Even though I come at cooking from a baking background, I have no problem adjusting recipes to suit my needs, particularly when there are ingredients I don't like. Things I do like: potatoes, fruit, pasta, potatoes, bread, potatoes, potatoes. Seriously, if there was one thing I could only ever eat again, it would be potatoes. So delicious. I'm also a big fan of the Barefoot Contessa, detest Rachael Ray, and live by the Joy of Cooking and Betty Crocker cookbook. I like simple flavors and combinations, and would rather eat something with two or three ingredients than twelve or thirteen.

Before this gets obscenely long, I’ll leave you with one kitchen lesson from my childhood: Do not leave rubber cleaning gloves anywhere near a gas stove when the stove is on, because they will catch on fire (who knew?).
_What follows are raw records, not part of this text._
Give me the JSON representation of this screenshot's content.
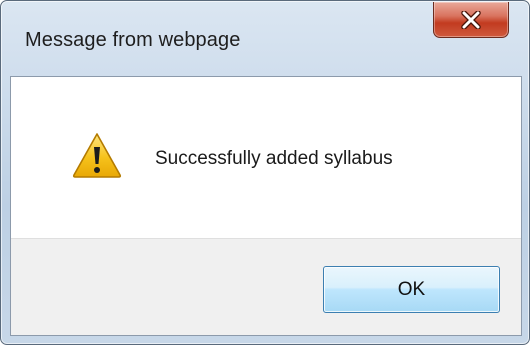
{
  "dialog": {
    "title": "Message from webpage",
    "message": "Successfully added syllabus",
    "ok_label": "OK",
    "close_glyph": "X",
    "icon": "warning-icon"
  },
  "colors": {
    "title_bar": "#c9d9ea",
    "close_button": "#c23b20",
    "ok_button": "#bee6fd",
    "ok_border": "#3c7fb1",
    "warning_yellow": "#f6c21b",
    "button_area": "#f0f0f0"
  }
}
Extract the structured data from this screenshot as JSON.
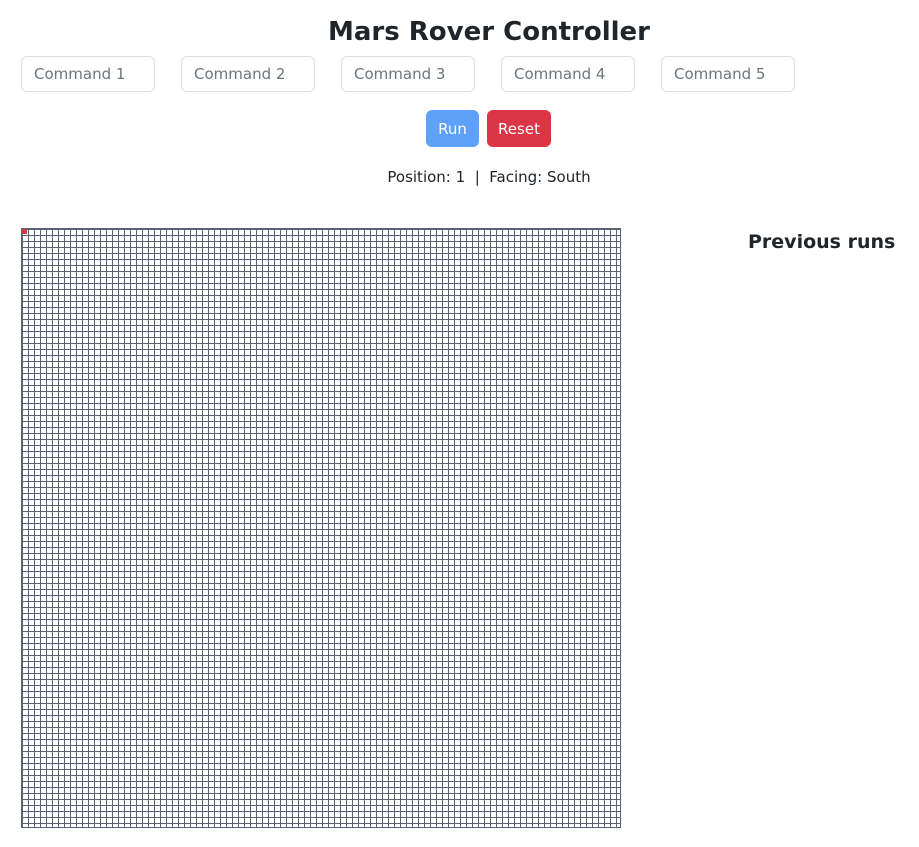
{
  "app": {
    "title": "Mars Rover Controller"
  },
  "commands": [
    {
      "placeholder": "Command 1",
      "value": ""
    },
    {
      "placeholder": "Command 2",
      "value": ""
    },
    {
      "placeholder": "Command 3",
      "value": ""
    },
    {
      "placeholder": "Command 4",
      "value": ""
    },
    {
      "placeholder": "Command 5",
      "value": ""
    }
  ],
  "buttons": {
    "run_label": "Run",
    "reset_label": "Reset"
  },
  "status": {
    "text": "Position: 1  |  Facing: South",
    "position": 1,
    "facing": "South"
  },
  "grid": {
    "rows": 100,
    "cols": 100,
    "rover_cell": 1,
    "rover_color": "#dc3545",
    "line_color": "#5b6275"
  },
  "history": {
    "heading": "Previous runs",
    "runs": []
  },
  "colors": {
    "primary": "#5ea1fb",
    "danger": "#dc3545"
  }
}
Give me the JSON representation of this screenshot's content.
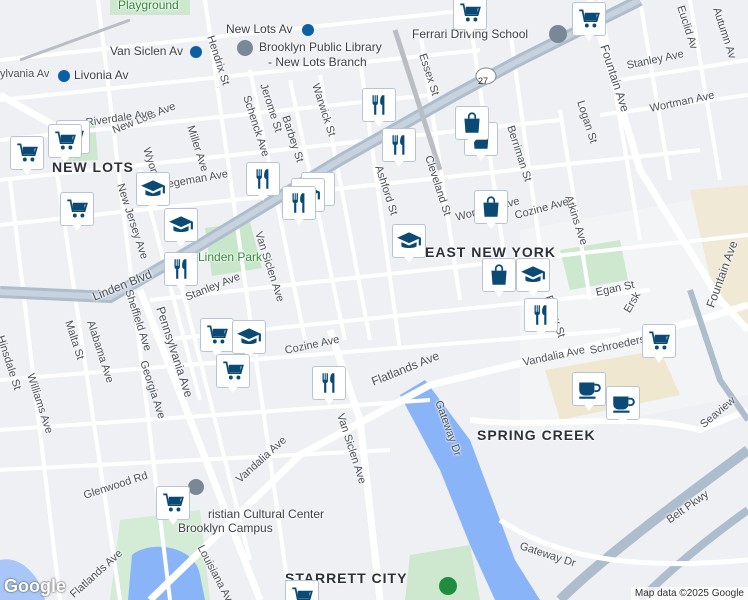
{
  "map": {
    "attribution": "Map data ©2025 Google",
    "logo": "Google",
    "colors": {
      "background": "#eef0f3",
      "road": "#ffffff",
      "highway": "#aebdcc",
      "water": "#8ab4f8",
      "park": "#c8e6c9",
      "rail": "#9e9e9e",
      "industrial": "#f0e9d6",
      "pin_icon": "#0b4a74"
    },
    "area_labels": [
      {
        "id": "new-lots",
        "text": "NEW LOTS"
      },
      {
        "id": "east-new-york",
        "text": "EAST NEW YORK"
      },
      {
        "id": "spring-creek",
        "text": "SPRING CREEK"
      },
      {
        "id": "starrett-city",
        "text": "STARRETT CITY"
      }
    ],
    "poi_labels": [
      {
        "id": "playground",
        "text": "Playground"
      },
      {
        "id": "new-lots-av-station",
        "text": "New Lots Av"
      },
      {
        "id": "van-siclen-av-station",
        "text": "Van Siclen Av"
      },
      {
        "id": "livonia-av-station",
        "text": "Livonia Av"
      },
      {
        "id": "library",
        "text": "Brooklyn Public Library"
      },
      {
        "id": "library-branch",
        "text": "- New Lots Branch"
      },
      {
        "id": "ferrari-driving-school",
        "text": "Ferrari Driving School"
      },
      {
        "id": "linden-park",
        "text": "Linden Park"
      },
      {
        "id": "cultural-center-1",
        "text": "ristian Cultural Center"
      },
      {
        "id": "cultural-center-2",
        "text": "Brooklyn Campus"
      }
    ],
    "street_labels": [
      {
        "id": "s1",
        "text": "New Lots Ave"
      },
      {
        "id": "s2",
        "text": "Riverdale Ave"
      },
      {
        "id": "s3",
        "text": "Hegeman Ave"
      },
      {
        "id": "s4",
        "text": "Linden Blvd"
      },
      {
        "id": "s5",
        "text": "Stanley Ave"
      },
      {
        "id": "s6",
        "text": "Cozine Ave"
      },
      {
        "id": "s7",
        "text": "Flatlands Ave"
      },
      {
        "id": "s8",
        "text": "Vandalia Ave"
      },
      {
        "id": "s9",
        "text": "Van Siclen Ave"
      },
      {
        "id": "s10",
        "text": "Pennsylvania Ave"
      },
      {
        "id": "s11",
        "text": "Fountain Ave"
      },
      {
        "id": "s12",
        "text": "Wortman Ave"
      },
      {
        "id": "s13",
        "text": "Essex St"
      },
      {
        "id": "s14",
        "text": "Berriman St"
      },
      {
        "id": "s15",
        "text": "Logan St"
      },
      {
        "id": "s16",
        "text": "Atkins Ave"
      },
      {
        "id": "s17",
        "text": "Barbey St"
      },
      {
        "id": "s18",
        "text": "Schenck Ave"
      },
      {
        "id": "s19",
        "text": "Jerome St"
      },
      {
        "id": "s20",
        "text": "Warwick St"
      },
      {
        "id": "s21",
        "text": "Hendrix St"
      },
      {
        "id": "s22",
        "text": "Miller Ave"
      },
      {
        "id": "s23",
        "text": "Wyona St"
      },
      {
        "id": "s24",
        "text": "New Jersey Ave"
      },
      {
        "id": "s25",
        "text": "Sheffield Ave"
      },
      {
        "id": "s26",
        "text": "Georgia Ave"
      },
      {
        "id": "s27",
        "text": "Alabama Ave"
      },
      {
        "id": "s28",
        "text": "Malta St"
      },
      {
        "id": "s29",
        "text": "Williams Ave"
      },
      {
        "id": "s30",
        "text": "Glenwood Rd"
      },
      {
        "id": "s31",
        "text": "Louisiana Ave"
      },
      {
        "id": "s32",
        "text": "Gateway Dr"
      },
      {
        "id": "s33",
        "text": "Belt Pkwy"
      },
      {
        "id": "s34",
        "text": "Egan St"
      },
      {
        "id": "s35",
        "text": "Schroeders Ave"
      },
      {
        "id": "s36",
        "text": "Cleveland St"
      },
      {
        "id": "s37",
        "text": "Ashford St"
      },
      {
        "id": "s38",
        "text": "Elton St"
      },
      {
        "id": "s39",
        "text": "Stanley Ave"
      },
      {
        "id": "s40",
        "text": "Wortman Ave"
      },
      {
        "id": "s41",
        "text": "Euclid Av"
      },
      {
        "id": "s42",
        "text": "Autumn Av"
      },
      {
        "id": "s43",
        "text": "Hinsdale St"
      },
      {
        "id": "s44",
        "text": "Seaview"
      },
      {
        "id": "s45",
        "text": "Ersk"
      },
      {
        "id": "s46",
        "text": "Fountain Ave"
      },
      {
        "id": "s47",
        "text": "Cozine Ave"
      },
      {
        "id": "s48",
        "text": "Van Siclen Ave"
      },
      {
        "id": "s49",
        "text": "Vandalia Ave"
      },
      {
        "id": "s50",
        "text": "Flatlands Ave"
      },
      {
        "id": "s51",
        "text": "Essex St"
      }
    ],
    "route_shield": "27",
    "pins": [
      {
        "type": "shopping-cart-icon"
      },
      {
        "type": "shopping-cart-icon"
      },
      {
        "type": "shopping-bag-icon"
      },
      {
        "type": "restaurant-icon"
      },
      {
        "type": "shopping-cart-icon"
      },
      {
        "type": "restaurant-icon"
      },
      {
        "type": "shopping-bag-icon"
      },
      {
        "type": "shopping-cart-icon"
      },
      {
        "type": "shopping-cart-icon"
      },
      {
        "type": "school-icon"
      },
      {
        "type": "restaurant-icon"
      },
      {
        "type": "school-icon"
      },
      {
        "type": "restaurant-icon"
      },
      {
        "type": "shopping-cart-icon"
      },
      {
        "type": "school-icon"
      },
      {
        "type": "shopping-bag-icon"
      },
      {
        "type": "school-icon"
      },
      {
        "type": "restaurant-icon"
      },
      {
        "type": "restaurant-icon"
      },
      {
        "type": "shopping-bag-icon"
      },
      {
        "type": "school-icon"
      },
      {
        "type": "restaurant-icon"
      },
      {
        "type": "shopping-cart-icon"
      },
      {
        "type": "shopping-cart-icon"
      },
      {
        "type": "school-icon"
      },
      {
        "type": "shopping-cart-icon"
      },
      {
        "type": "restaurant-icon"
      },
      {
        "type": "coffee-icon"
      },
      {
        "type": "coffee-icon"
      },
      {
        "type": "shopping-cart-icon"
      },
      {
        "type": "shopping-cart-icon"
      }
    ]
  }
}
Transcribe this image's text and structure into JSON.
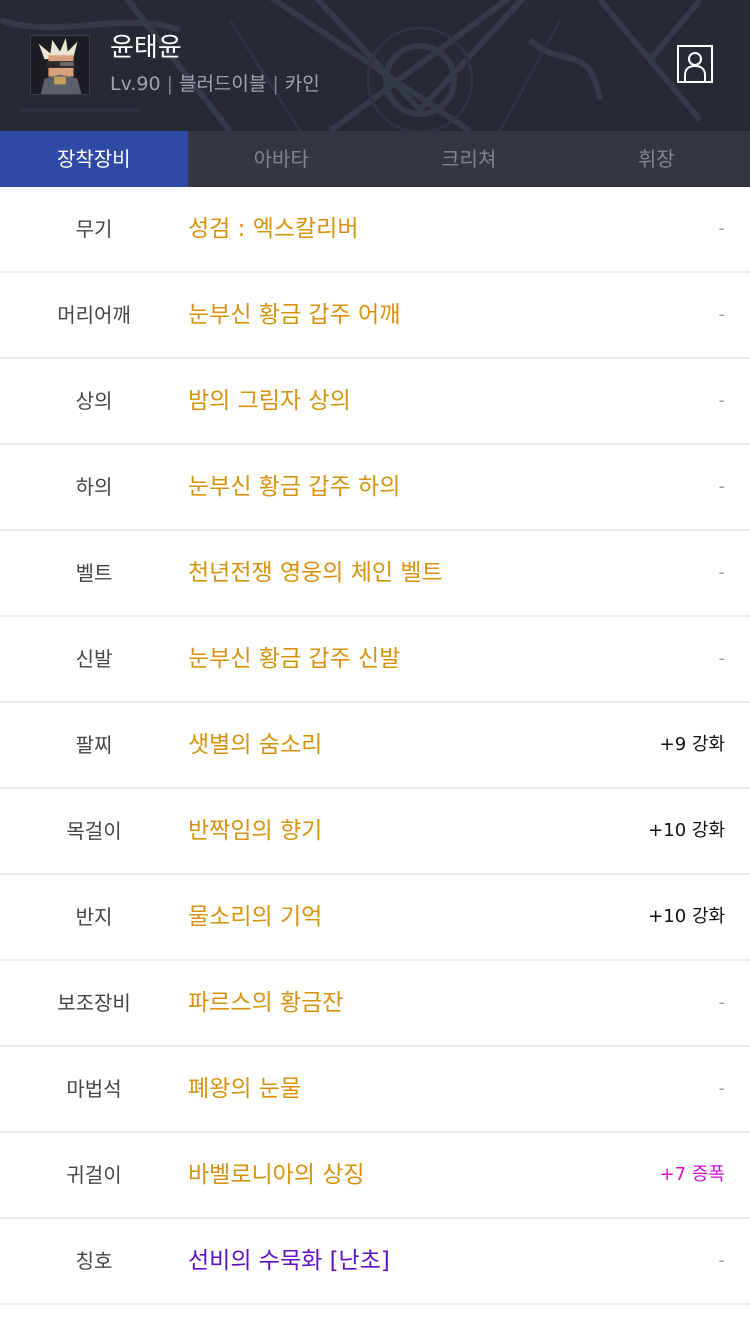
{
  "colors": {
    "header_bg": "#262a35",
    "tab_bar_bg": "#333741",
    "tab_active_bg": "#2e4aa4",
    "item_gold": "#d9920f",
    "item_purple": "#5e10c6",
    "amplify_magenta": "#cc10cc"
  },
  "character": {
    "name": "윤태윤",
    "level": "Lv.90",
    "job": "블러드이블",
    "server": "카인",
    "separator": "|",
    "avatar_icon": "character-portrait-icon",
    "profile_icon": "person-profile-icon"
  },
  "tabs": [
    {
      "label": "장착장비",
      "active": true
    },
    {
      "label": "아바타",
      "active": false
    },
    {
      "label": "크리쳐",
      "active": false
    },
    {
      "label": "휘장",
      "active": false
    }
  ],
  "equipment": [
    {
      "slot": "무기",
      "item": "성검 : 엑스칼리버",
      "extra": "-",
      "item_color": "#d9920f",
      "extra_color": "#9a9a9a"
    },
    {
      "slot": "머리어깨",
      "item": "눈부신 황금 갑주 어깨",
      "extra": "-",
      "item_color": "#d9920f",
      "extra_color": "#9a9a9a"
    },
    {
      "slot": "상의",
      "item": "밤의 그림자 상의",
      "extra": "-",
      "item_color": "#d9920f",
      "extra_color": "#9a9a9a"
    },
    {
      "slot": "하의",
      "item": "눈부신 황금 갑주 하의",
      "extra": "-",
      "item_color": "#d9920f",
      "extra_color": "#9a9a9a"
    },
    {
      "slot": "벨트",
      "item": "천년전쟁 영웅의 체인 벨트",
      "extra": "-",
      "item_color": "#d9920f",
      "extra_color": "#9a9a9a"
    },
    {
      "slot": "신발",
      "item": "눈부신 황금 갑주 신발",
      "extra": "-",
      "item_color": "#d9920f",
      "extra_color": "#9a9a9a"
    },
    {
      "slot": "팔찌",
      "item": "샛별의 숨소리",
      "extra": "+9 강화",
      "item_color": "#d9920f",
      "extra_color": "#111111"
    },
    {
      "slot": "목걸이",
      "item": "반짝임의 향기",
      "extra": "+10 강화",
      "item_color": "#d9920f",
      "extra_color": "#111111"
    },
    {
      "slot": "반지",
      "item": "물소리의 기억",
      "extra": "+10 강화",
      "item_color": "#d9920f",
      "extra_color": "#111111"
    },
    {
      "slot": "보조장비",
      "item": "파르스의 황금잔",
      "extra": "-",
      "item_color": "#d9920f",
      "extra_color": "#9a9a9a"
    },
    {
      "slot": "마법석",
      "item": "폐왕의 눈물",
      "extra": "-",
      "item_color": "#d9920f",
      "extra_color": "#9a9a9a"
    },
    {
      "slot": "귀걸이",
      "item": "바벨로니아의 상징",
      "extra": "+7 증폭",
      "item_color": "#d9920f",
      "extra_color": "#cc10cc"
    },
    {
      "slot": "칭호",
      "item": "선비의 수묵화 [난초]",
      "extra": "-",
      "item_color": "#5e10c6",
      "extra_color": "#9a9a9a"
    }
  ]
}
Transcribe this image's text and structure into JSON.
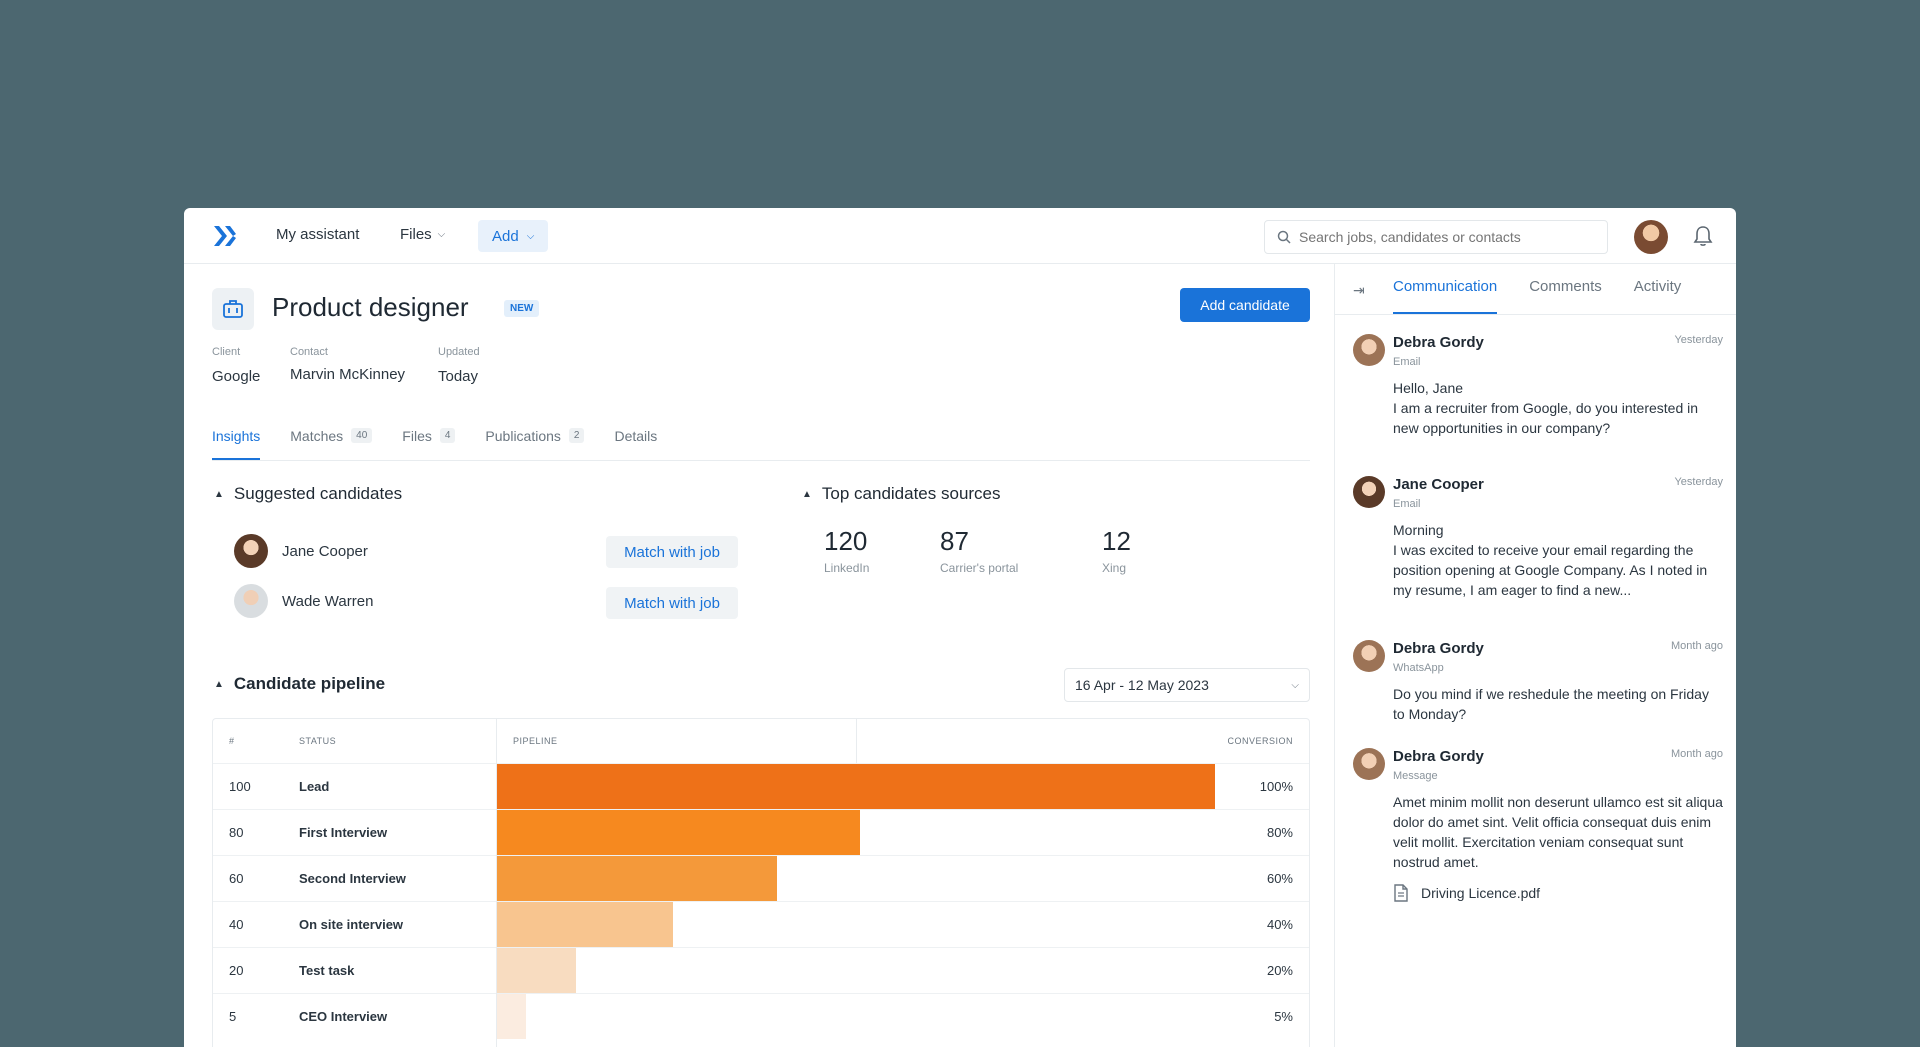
{
  "topbar": {
    "nav": [
      "My assistant",
      "Files"
    ],
    "add_label": "Add",
    "search_placeholder": "Search jobs, candidates or contacts"
  },
  "job": {
    "title": "Product designer",
    "badge": "NEW",
    "action_label": "Add candidate",
    "meta": [
      {
        "label": "Client",
        "value": "Google"
      },
      {
        "label": "Contact",
        "value": "Marvin McKinney"
      },
      {
        "label": "Updated",
        "value": "Today"
      }
    ]
  },
  "tabs": [
    {
      "label": "Insights",
      "count": ""
    },
    {
      "label": "Matches",
      "count": "40"
    },
    {
      "label": "Files",
      "count": "4"
    },
    {
      "label": "Publications",
      "count": "2"
    },
    {
      "label": "Details",
      "count": ""
    }
  ],
  "suggested": {
    "title": "Suggested candidates",
    "button_label": "Match with job",
    "candidates": [
      {
        "name": "Jane Cooper"
      },
      {
        "name": "Wade Warren"
      }
    ]
  },
  "sources": {
    "title": "Top candidates sources",
    "items": [
      {
        "count": "120",
        "name": "LinkedIn"
      },
      {
        "count": "87",
        "name": "Carrier's portal"
      },
      {
        "count": "12",
        "name": "Xing"
      }
    ]
  },
  "pipeline": {
    "title": "Candidate pipeline",
    "date_range": "16 Apr - 12 May 2023",
    "headers": {
      "num": "#",
      "status": "STATUS",
      "pipeline": "PIPELINE",
      "conversion": "CONVERSION"
    },
    "rows": [
      {
        "n": "100",
        "status": "Lead",
        "conversion": "100%",
        "fraction": 1.0,
        "color": "#ee7118"
      },
      {
        "n": "80",
        "status": "First Interview",
        "conversion": "80%",
        "fraction": 0.505,
        "color": "#f6891f"
      },
      {
        "n": "60",
        "status": "Second Interview",
        "conversion": "60%",
        "fraction": 0.39,
        "color": "#f4993a"
      },
      {
        "n": "40",
        "status": "On site interview",
        "conversion": "40%",
        "fraction": 0.245,
        "color": "#f8c58f"
      },
      {
        "n": "20",
        "status": "Test task",
        "conversion": "20%",
        "fraction": 0.11,
        "color": "#f8dcc0"
      },
      {
        "n": "5",
        "status": "CEO Interview",
        "conversion": "5%",
        "fraction": 0.04,
        "color": "#fbece0"
      }
    ]
  },
  "right_panel": {
    "tabs": [
      "Communication",
      "Comments",
      "Activity"
    ],
    "messages": [
      {
        "name": "Debra Gordy",
        "time": "Yesterday",
        "channel": "Email",
        "body": "Hello, Jane\nI am a recruiter from Google, do you interested in new opportunities in our company?"
      },
      {
        "name": "Jane Cooper",
        "time": "Yesterday",
        "channel": "Email",
        "body": "Morning\nI was excited to receive your email regarding the position opening at Google Company. As I noted in my resume, I am eager to find a new..."
      },
      {
        "name": "Debra Gordy",
        "time": "Month ago",
        "channel": "WhatsApp",
        "body": "Do you mind if we reshedule the meeting on Friday to Monday?"
      },
      {
        "name": "Debra Gordy",
        "time": "Month ago",
        "channel": "Message",
        "body": "Amet minim mollit non deserunt ullamco est sit aliqua dolor do amet sint. Velit officia consequat duis enim velit mollit. Exercitation veniam consequat sunt nostrud amet."
      }
    ],
    "attachment": "Driving Licence.pdf"
  }
}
Should you have a mini rubber apocalypse on your hands, do not freak out and throw the gloves on your linoleum kitchen floor, because the linoleum will melt into the shape of Alaska. Also, your parents will be very unhappy and you will not be allowed to make macaroni and cheese while home alone again until you are old enough to date. Which is never, for your dad.

Monday, October 4, 2010

welcome!


Welcome to Kitchen to Kitchen!

Kat and Katie graduated together from Williams College in 2009 after four years of friendship in close proximity to find themselves continents apart.

Following graduation, Kat spent the summer working at St. Paul's School in New Hampshire before moving to Casablanca, Morocco for the school year to work as a Mathematics teaching intern at an American school. After school ended in 2010, she worked as a counselor in Switzerland for the summer and spent a brief seven days in the USA before moving to Bulgaria to teach English to incoming 8th grade students at the American College of Sofia. She is planning on moving back to Texas for a year in 2011 and is hoping to attend business school next fall. Kat never cooked anything other than quesadillas and pancakes before living on her own in Casablanca. She struggled to feed herself palatable food for a couple months before finding some food blogs that transformed her into a bit of a foodie who loved indulging herself in kitchen therapy. Now she lives in a cute pink house with three other girls who appreciate her forays into the culinary world.

Katie moved to Boston to begin work as a researcher on the theory and practice of responsible investment (she’d be happy to tell you more about what that actually means if you want to know). She’s moved from Brookline to Allston and now is firmly ensconced in the lovely town of Cambridge, where she lives with a in a house full of 1970s linoleum and fake wood veneer. Katie started out baking young with her mother and grandmother, and has mastered the art of the pie crust. Having grown up as the oldest of four siblings, she is also working on learning how to cook smaller portions.

Kat and Katie use cooking together as a way to stay in touch, make transitions from college life to the real world more manageable, and maintain our long-distance friendship. We hope that you enjoy our culinary correspondence!